In a head-to-head comparison of several gene therapy delivery approaches, researchers have identified the optimal means of delivering therapeutic genes to muscle tissues with a single intravenous injection -- an approach that may prove useful for treating heart disease and muscular dystrophies.
In the March issue of Nature Biotechnology, Xiao Xiao and colleagues identify a virus that overcomes the obstacle of delivering genes across the blood vessel barrier to heart and skeletal muscles in animals. A comparative study of many different types of modified adeno-associated virus (AAV) revealed a subtype - AAV8, particularly adept at delivering genes to the skeletal and cardiac muscles of mice and hamsters. Previous attempts to systemically deliver genes into animals using AAV required the use of drugs to help them cross the blood vessel walls and gain access to muscle. One subtype, AAV8, however, proved to be particularly effective on its own.

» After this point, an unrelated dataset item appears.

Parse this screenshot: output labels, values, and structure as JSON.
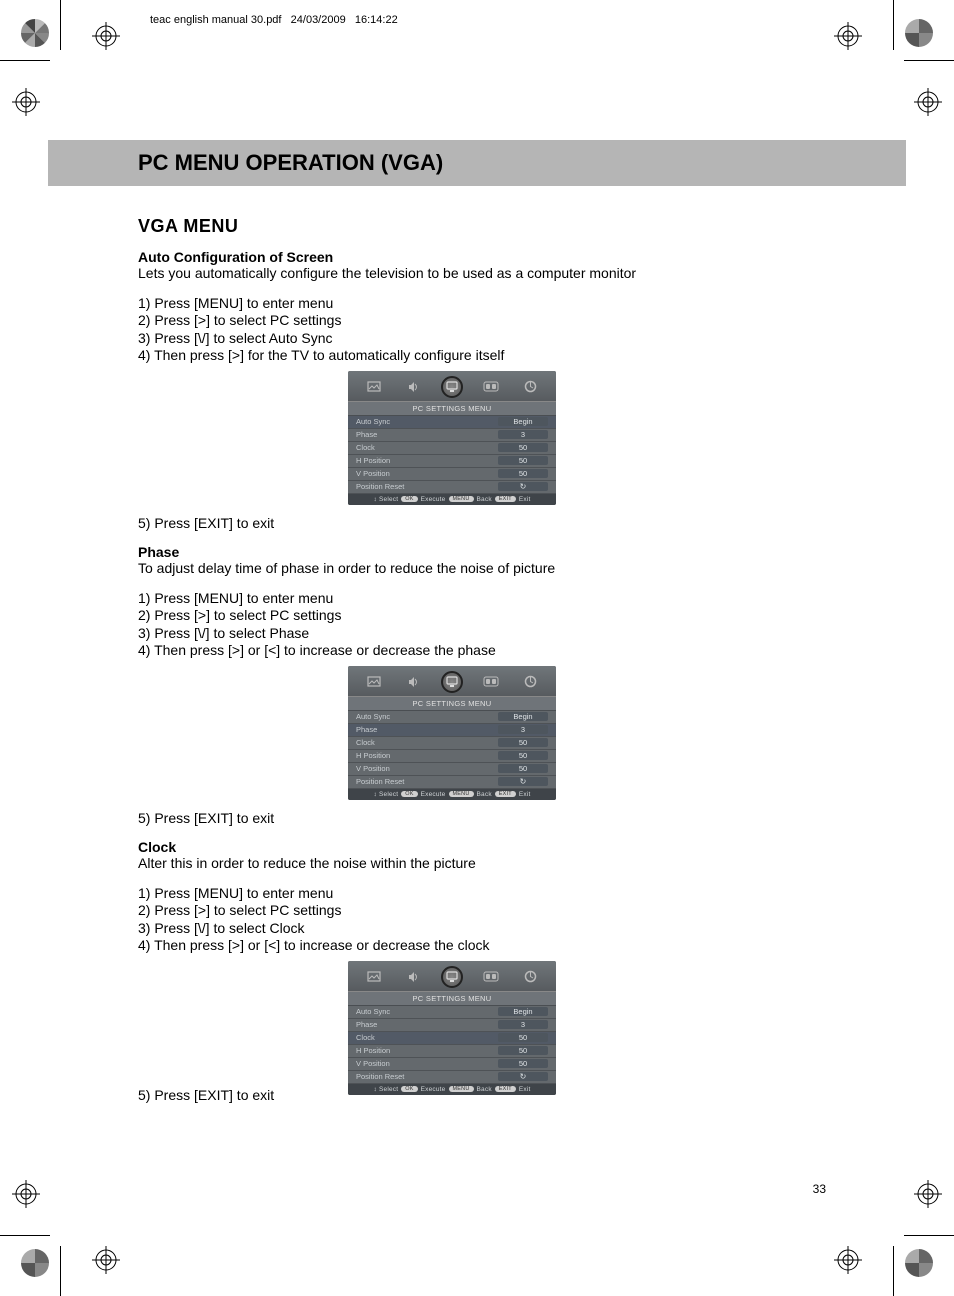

To validate their findings, the authors then used AAV8 to deliver a repaired version of the delta-sarcoglycan gene into hamsters with a gene defect associated with a type of muscular dystrophy and heart failure. They show that AAV8 was able to deliver the delta-sarcoglycan gene to the hamsters' tissues, resulting in the correction of pathological signs of dystrophic heart and skeletal muscles.